Rhino is a medium to heavy duty defence vehicle with logistical and tactical applications.

===Fox===
Fox is a light specialist defence vehicle with logistical and tactical applications.

===Special Purpose Vehicles===
Special Purpose Vehicles for military applications such as armoured bus transport, fire appliance and mine protected vehicles.

===End-to-End Logistical Defence Solution===

Ashok Leyland Defence Systems (ALDS) provides an end-to-end logistical defence solution with the Stallion 4x4 and Stallion 6x6. The End-to-End Defence Vehicle Solutions include modular packages such as Fleet Management System, vehicle maintenance kits, driver training packages, electronic publications along with global warehouse support.

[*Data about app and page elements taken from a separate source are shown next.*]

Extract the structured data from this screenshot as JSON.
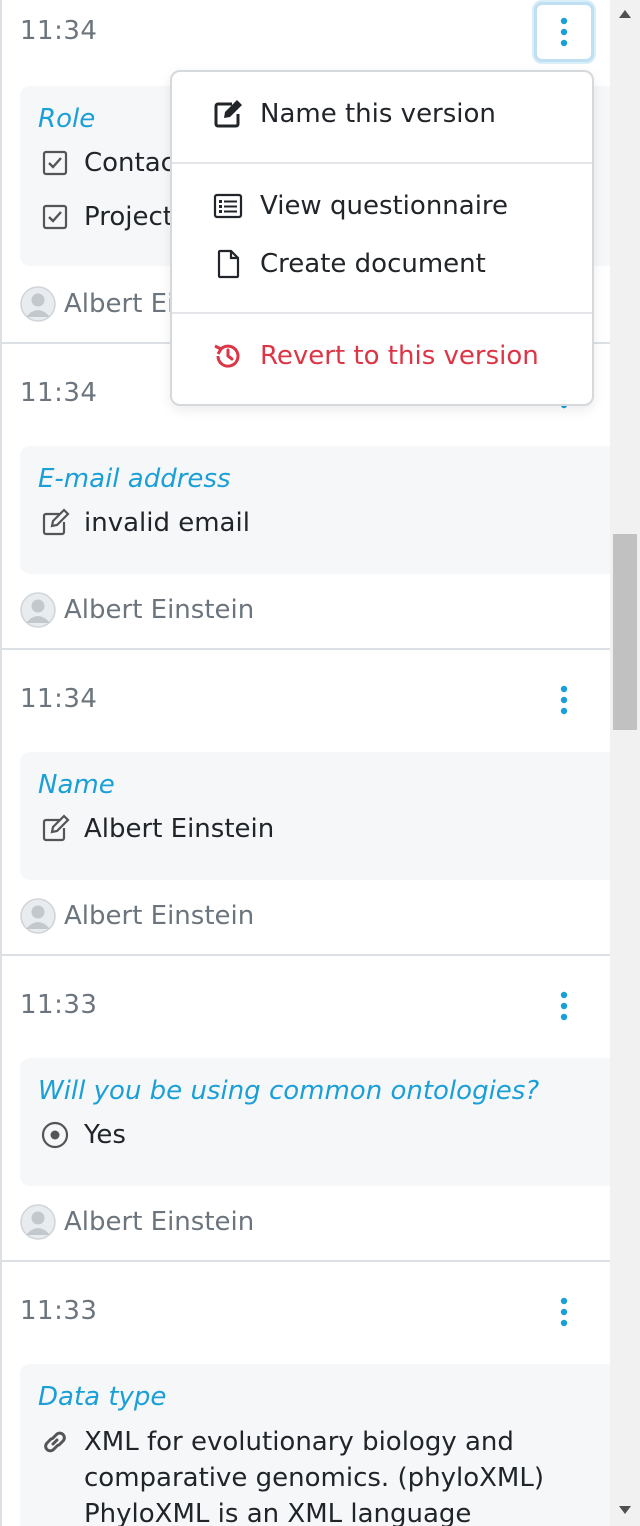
{
  "events": [
    {
      "time": "11:34",
      "question": "Role",
      "answers": [
        "Contact Person",
        "Project Leader"
      ],
      "user": "Albert Einstein"
    },
    {
      "time": "11:34",
      "question": "E-mail address",
      "answer": "invalid email",
      "user": "Albert Einstein"
    },
    {
      "time": "11:34",
      "question": "Name",
      "answer": "Albert Einstein",
      "user": "Albert Einstein"
    },
    {
      "time": "11:33",
      "question": "Will you be using common ontologies?",
      "answer": "Yes",
      "user": "Albert Einstein"
    },
    {
      "time": "11:33",
      "question": "Data type",
      "answer": "XML for evolutionary biology and comparative genomics. (phyloXML) PhyloXML is an XML language",
      "user": ""
    }
  ],
  "menu": {
    "name_version": "Name this version",
    "view_questionnaire": "View questionnaire",
    "create_document": "Create document",
    "revert": "Revert to this version"
  },
  "colors": {
    "accent": "#1a9fd6",
    "danger": "#dc3545",
    "muted": "#6c757d"
  }
}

==Strategic Partnerships==

- Krauss-Maffei Wegmann

Hinduja Group's floated Ashok Leyland Defence Systems Ltd (ALDS) (floated on 18 March 2008), India and Krauss-Maffei Wegmann (KMW) GmbH and Co KG, Germany, jointly develop advanced defence systems for Indian defence establishment as well as other defence forces worldwide. The memorandum of understanding (MoU) signed between the companies, includes scope in development of artillery systems, combat systems, armoured wheeled vehicles, recovery vehicles, bridge laying systems and other similar products. Dr V. Sumantran, Chairman, Ashok Leyland Defence Systems, said the partnership brings together the technological bandwidth of KMW and Ashok Leyland's innovations aimed at cost advantage and expands ALDS' product opportunities. Mr Frank Haun, CEO and President, KMW, said the partnership will support KMW's plans to internationalise its business.

- Paramount Group

Ashok Leyland Defence Systems (ALDS) has signed up with the Paramount Group, South Africa for the development and manufacture of Mine Protected Vehicles in India. Initially basic components manufactured in South Africa would be used to assemble the vehicles in India before the production line there starts making all components. The new vehicle combines the specification of two Paramount mine-resistant vehicles, the Marauder and the Matador, with the Ashok Leyland's basic four-wheel drive military vehicle Stallion.